Two recent lawsuits aim to increase the flow of information from private prisons using FOIA, according to the First Amendment Center. Last month, the ACLU filed a FOIA suit against the Department of Homeland Security in hopes of forcing the agency to hand over records on the deaths of immigrant detainees who were in the custody of private prisons.
And in May, the Center reports, Prison Legal News, a monthly magazine on prison issues, took the largest private prison-management service in the U.S., Corrections Corporation of America, (CCA) to court in Tennessee. CCA, whose headquarters is in Nashville, had refused the magazine’s public-records request.
Whether or not the lawsuits are successful, First Amendment advocates are still hoping Congress will pass the Private Prison Information Act of 2007, (H.R. 1889), and its identical Senate counterpart, (S. 2010). Introduced by Rep. Tim Holden, D-Pa. and Sen. Joseph Lieberman, D-Conn., the bills would require private prisons under contract with the government to comply with FOIA requests, just like federal agencies. Both the lawsuits and the proposed legislation seek to remedy the discrepancy in records disclosure between federal and private prisons.

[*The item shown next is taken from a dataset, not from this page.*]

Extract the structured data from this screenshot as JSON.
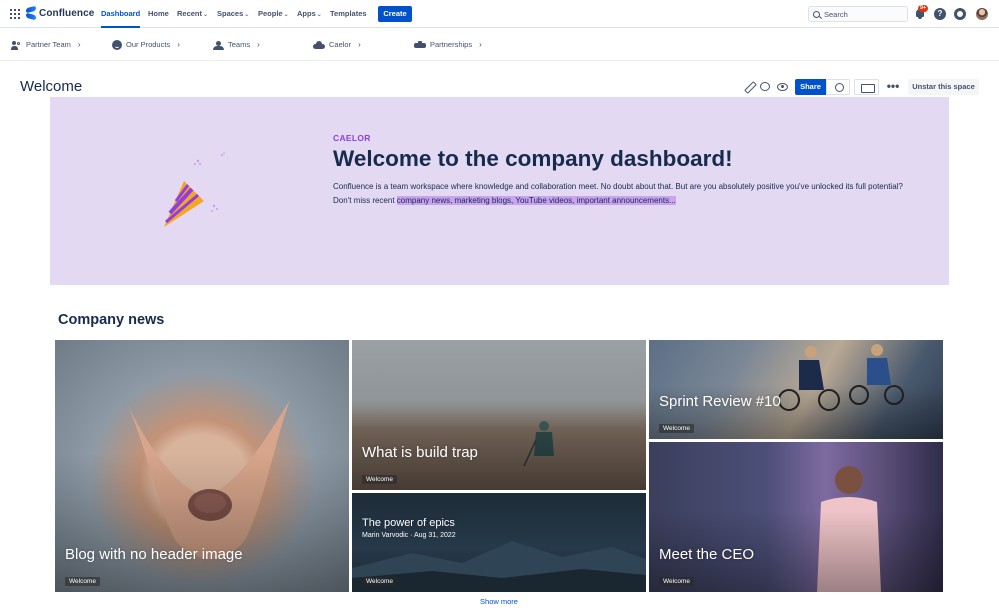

According to the First Amendment Center, privately owned and operated facilities wouldn’t naturally be subject to FOIA. But concerns about costs, overcrowding and safety in federal prisons have lead to increased privatization of correctional institutions, and the shift isn’t slowing down. The Center reported that more and more inmates—and the records related to their care—are controlled by private prisons.
First Amendment advocates argue that the government shouldn’t be able to avoid scrutiny by farming its public function out to private prisons, since the private correctional institutions are the functional equivalent of a government agency, the Center said. Currently, there’s no law that says private prisons have to fork over inspection reports or inmate violence write-ups the way federal facilities do. Only the contract between a private prison and the government is subject to FOIA.
“Public agencies cannot contract away the public’s ability to review records that otherwise would be publicly accessibly under the state’s open records law,” Paul Wright, editor of Prison Legal News, said, according to the First Amendment Center.